Si je puis vous donner un remède, il vous faut un règlement. C’est ce dont vous avez besoin avant toute chose. Cela donne beaucoup de positif Quand vous vous apercevez d’une première chute, ne pas vous plaindre, ne pas même vous étonner -c’est là qu’est l’orgueil,- mais trouver la chose toute naturelle, remercier Dieu de ce que cela ne vous arrive pas plus souvent, lui demander pardon d’abuser de sa grâce, la lui demander plus forte et avoir bon courage. S’il est vrai que nos coeurs se ressemblent, le remède est bon pour vous, car je m’en suis toujours bien trouvé, et, s’il y a quelque différence dans nos défauts, je me trompe peut-être, mais de la manière dont je connais votre âme et la mienne, je le croirais encore meilleur pour vous que pour moi.

Vous ne sauriez croire le plaisir que m’ont fait vos conseils sur l’étude des hommes. Continuez-les, je vous prie; ils me feront du bien. Quand vous n’aurez pas grand’chose à me dire et que pourtant l’envie de me dire quelques mots vous prendra, donnez votre billet à de Jouenne, qui m’écrit assez souvent, ou à tout autre de nos amis. Ce sera comme une double visite.
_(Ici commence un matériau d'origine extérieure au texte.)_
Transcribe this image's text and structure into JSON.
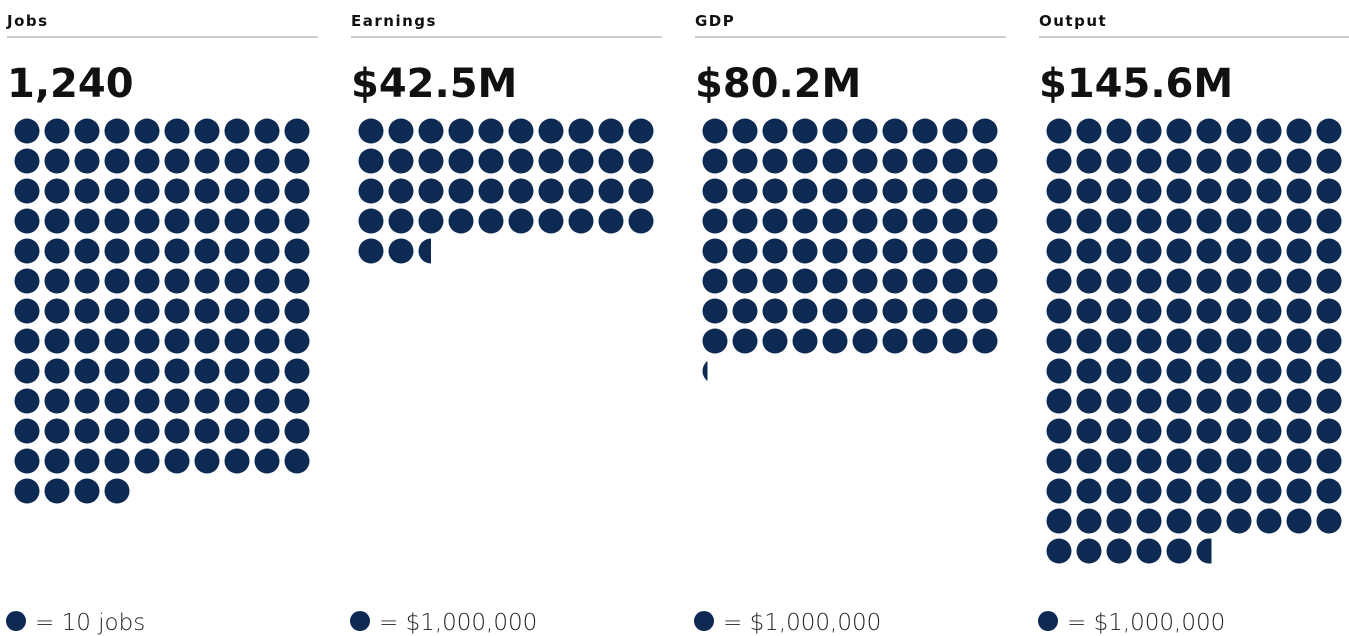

Adieu, mon cher Gouraud. Tenez votre promesse; je vous en saurai très bon gré.

Emmanuel.

Etourdi que je suis, j’oubliais de vous souhaiter une bonne fête. C’est le 15, la Saint-Henry. Bonne fête, mon cher ami. Il est triste que la première fois que je puis faire des voeux pour vous à cette époque, je sois réduit à vous les envoyer par la poste.